1. Apologize to your cousin for calling him a “f**kin’ hippie,” then punching him in the face after arguing over  what freedom actually means.

2. Set up an appointment with your dermatologist to treat those firework burns on your arms.

3. Start learning how to properly set off fireworks for next year’s 4th of July.

4. Help put out the fire in the woods you caused.

5. Dare yourself to eat those leftover hot dogs, which have been sitting outside overnight with flies all over them.

6. Stash away the Uncle Sam costume with a built-in flask ’til next year.

7. Kill the pain of your sunburn by dousing yourself with all the ice left in the cooler.

8. Buy heavily discounted 4th of July T-shirts (they’re like chocolate the day after Valentine’s) and give ‘em to the needy.

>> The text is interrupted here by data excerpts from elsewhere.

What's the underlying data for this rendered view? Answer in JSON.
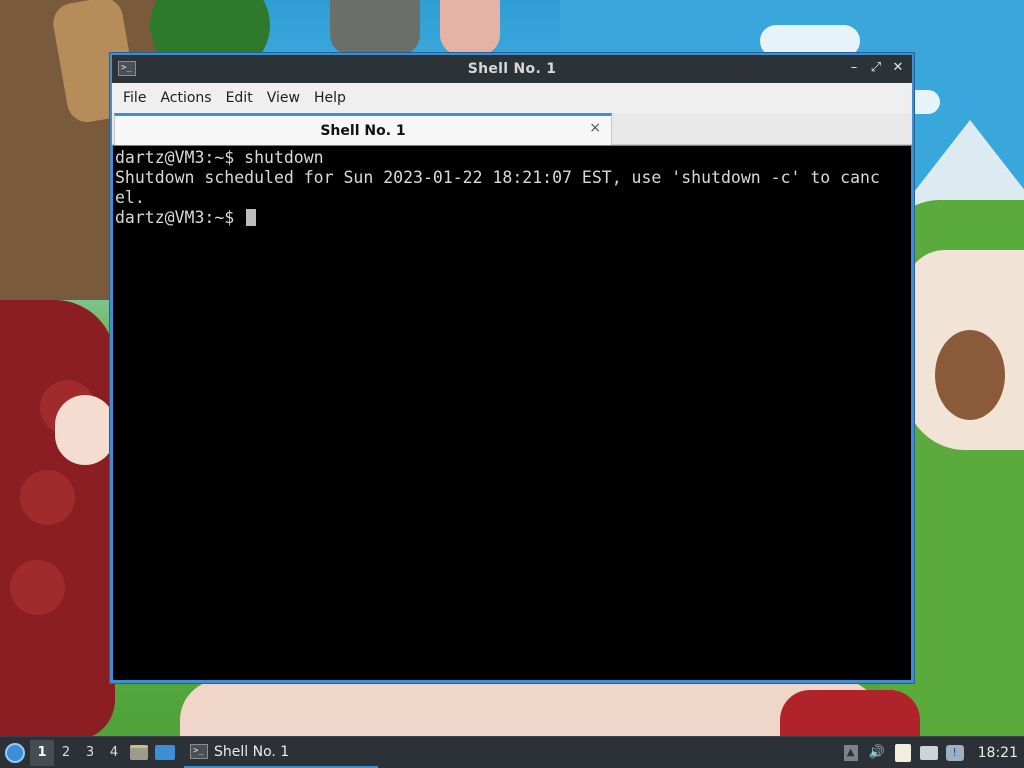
{
  "window": {
    "title": "Shell No. 1",
    "controls": {
      "minimize": "–",
      "restore": "⤢",
      "close": "✕"
    }
  },
  "menubar": {
    "items": [
      "File",
      "Actions",
      "Edit",
      "View",
      "Help"
    ]
  },
  "tabs": [
    {
      "label": "Shell No. 1",
      "close": "×"
    }
  ],
  "terminal": {
    "lines": [
      "dartz@VM3:~$ shutdown",
      "Shutdown scheduled for Sun 2023-01-22 18:21:07 EST, use 'shutdown -c' to canc",
      "el.",
      "dartz@VM3:~$ "
    ]
  },
  "taskbar": {
    "workspaces": [
      "1",
      "2",
      "3",
      "4"
    ],
    "active_workspace": "1",
    "task_button": {
      "label": "Shell No. 1",
      "icon": "terminal-icon"
    },
    "tray_icons": [
      "tray-expand-icon",
      "volume-icon",
      "clipboard-icon",
      "network-icon",
      "update-notifier-icon"
    ],
    "clock": "18:21"
  },
  "colors": {
    "accent": "#3b8ed8",
    "titlebar": "#2d3237",
    "terminal_bg": "#000000",
    "terminal_fg": "#d9d9d9"
  }
}
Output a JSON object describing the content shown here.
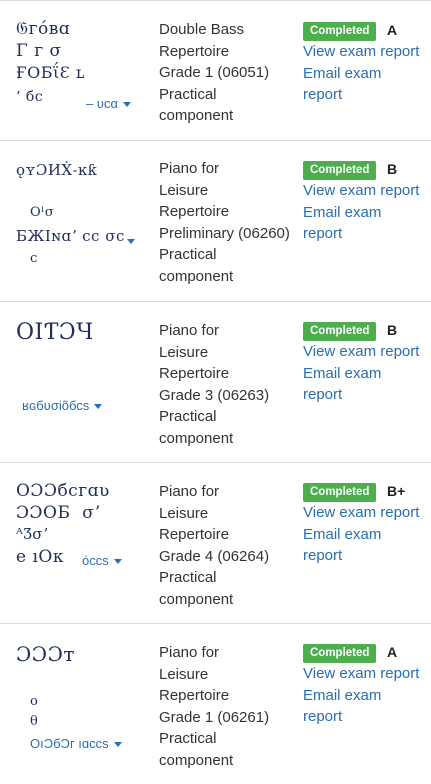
{
  "colors": {
    "badge_green": "#4cae4c",
    "link_blue": "#2a6db0",
    "text_dark": "#333333",
    "divider": "#d9d9d9"
  },
  "results": [
    {
      "subject_lines": [
        "Double Bass",
        "Repertoire",
        "Grade 1 (06051)",
        "Practical",
        "component"
      ],
      "status": "Completed",
      "grade": "A",
      "view_report": "View exam report",
      "email_report": "Email exam report"
    },
    {
      "subject_lines": [
        "Piano for",
        "Leisure",
        "Repertoire",
        "Preliminary (06260)",
        "Practical",
        "component"
      ],
      "status": "Completed",
      "grade": "B",
      "view_report": "View exam report",
      "email_report": "Email exam report"
    },
    {
      "subject_lines": [
        "Piano for",
        "Leisure",
        "Repertoire",
        "Grade 3 (06263)",
        "Practical",
        "component"
      ],
      "status": "Completed",
      "grade": "B",
      "view_report": "View exam report",
      "email_report": "Email exam report"
    },
    {
      "subject_lines": [
        "Piano for",
        "Leisure",
        "Repertoire",
        "Grade 4 (06264)",
        "Practical",
        "component"
      ],
      "status": "Completed",
      "grade": "B+",
      "view_report": "View exam report",
      "email_report": "Email exam report"
    },
    {
      "subject_lines": [
        "Piano for",
        "Leisure",
        "Repertoire",
        "Grade 1 (06261)",
        "Practical",
        "component"
      ],
      "status": "Completed",
      "grade": "A",
      "view_report": "View exam report",
      "email_report": "Email exam report"
    }
  ]
}
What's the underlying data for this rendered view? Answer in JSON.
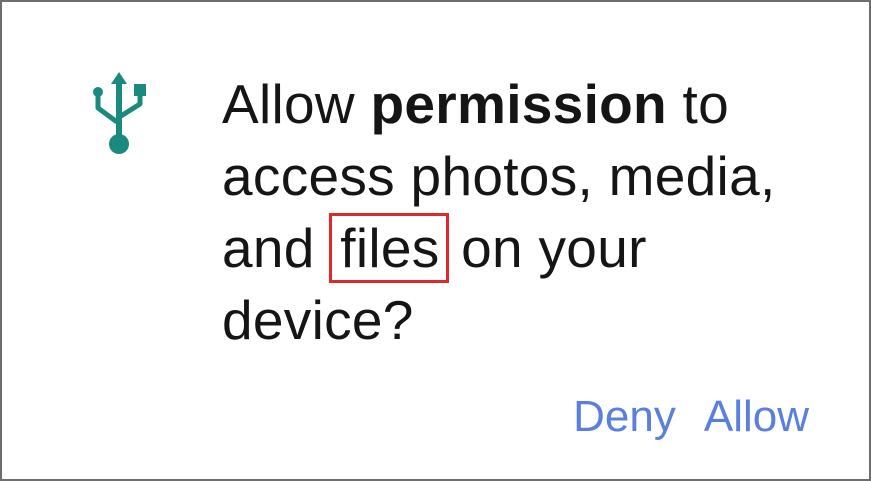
{
  "dialog": {
    "icon": "usb-icon",
    "icon_color": "#1a8a7e",
    "message": {
      "prefix": "Allow ",
      "bold": "permission",
      "middle": " to access photos, media, and ",
      "highlighted": "files",
      "suffix": " on your device?"
    },
    "highlight_color": "#e0282e",
    "buttons": {
      "deny": "Deny",
      "allow": "Allow"
    },
    "button_color": "#5a7fe0"
  }
}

9. Continue milking the opportunity to see your girlfriend in a Stars ‘n’ Stripes bikini.

10. Vote for your favorite MLB All-Stars based on who has a name that sounds most like a robot (Maicer Itzuris, Jedd Gyorko, Zack Cozart, Shin-Soo Choo, etc.)

11. Hit the gym and try to work off all that red meat and ice cream cake. Best of luck trying not to barf.

12. Wrap yourself up in the American flag and do as our forefathers did: Sit in an air-conditioned living room watching reruns of Married…with Children” and playing “Call of Duty: Black Ops 2 — Vengeance.”

13. Scrape and clean the grill of all that meat you charred to a lifeless, well-done mound of patriotism during your party.

14. Clean the swimming pool of all the paper plates, food and drunk buddies who couldn’t quite make it out of the floating lounge chair after your party.

15. Secretly hope Dwight Howard ends up on your least favorite team, ensuring a weekend full of laughs and assurance that that team ain’t going nowhere.